A field inspection by the MVC revealed SJM's dealership would occupy
a single unit within the complex and would be adjacent to three different
businesses, all unrelated to SJM.
On May 19, 2015, SJM applied for a license, indicating the location for
SMJ's dealership was Type "C." A Type "C" facility is located in a building that
contains one or more business entities, where a New Jersey motor vehicle dealer
did not have a valid license as of March 6, 2006. A Type "C" building requires
firewalls between dealerships and other businesses in the same building.
A-2136-17T4
2
The MVC denied the license because SJM's proposed location failed to
meet firewall regulation pursuant to N.J.A.C. 13:21-15.4(d). SJM requested a
hearing, contesting the MVC's denial of the license. The MVC denied SJM's
request.
On December 21, 2015, SJM filed a second license application for the
same unit in the same building complex. This time, SJM claimed its location
was a Type "A" building1 and not a Type "C" building, contrary to SJM's earlier
license application. SJM argued the MVC regulation requiring a firewall was
inapplicable because the location had its own tax lot, no other businesses
operated out of the same space, and no licensed dealerships adjoined the
proposed location.
The MVC denied the second license application due to the lack of
firewalls between SJM's facility and the other businesses.

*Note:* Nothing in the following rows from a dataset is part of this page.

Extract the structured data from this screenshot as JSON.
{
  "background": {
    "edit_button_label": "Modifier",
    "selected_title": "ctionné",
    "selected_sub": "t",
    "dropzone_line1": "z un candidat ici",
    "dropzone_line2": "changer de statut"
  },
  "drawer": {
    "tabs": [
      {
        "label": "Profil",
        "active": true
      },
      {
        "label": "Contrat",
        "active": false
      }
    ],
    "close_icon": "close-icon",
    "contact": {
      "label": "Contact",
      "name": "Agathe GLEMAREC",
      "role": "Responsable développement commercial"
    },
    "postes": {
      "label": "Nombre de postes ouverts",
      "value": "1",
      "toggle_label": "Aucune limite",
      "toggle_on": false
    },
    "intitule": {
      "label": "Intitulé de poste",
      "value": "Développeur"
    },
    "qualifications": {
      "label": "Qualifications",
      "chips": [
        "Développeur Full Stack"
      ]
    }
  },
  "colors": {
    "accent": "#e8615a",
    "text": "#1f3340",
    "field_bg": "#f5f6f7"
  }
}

SJM requested a hearing on the denial of its second license application.
The MVC transmitted the matter to the Office of Administrative Law (OAL) as
a contested case for review by an administrative law judge (ALJ).
1
A Type "A" facility is "[l]ocated in a building where there is a single business
or multiple business with a single common identity of ownership." Firewalls
are not required for Type A facilities.
A-2136-17T4
3
Before the OAL, SJM filed a motion for summary decision, which the
MVC opposed. The ALJ determined the issue was "whether the MVC properly
exercised its power in failing to issue a location type 'A' Used Motor Dealer
License under N.J.A.C. 13:21-15.4(d) to [SJM] based upon the failure to provide
an appropriate certification regarding a firewall . . . ."
N.J.A.C. 13:21-15.4(d) provides:
A proposed place of business will not be considered
suitable for approval if there already exist one or more
licenses issued for, or other business entities present at,
the same premises . . . . A proposed place of business is
deemed to occupy the same premises as another
dealership if the two facilities: (1) [a]re not completely
separated by exterior walls or a firewall . . . .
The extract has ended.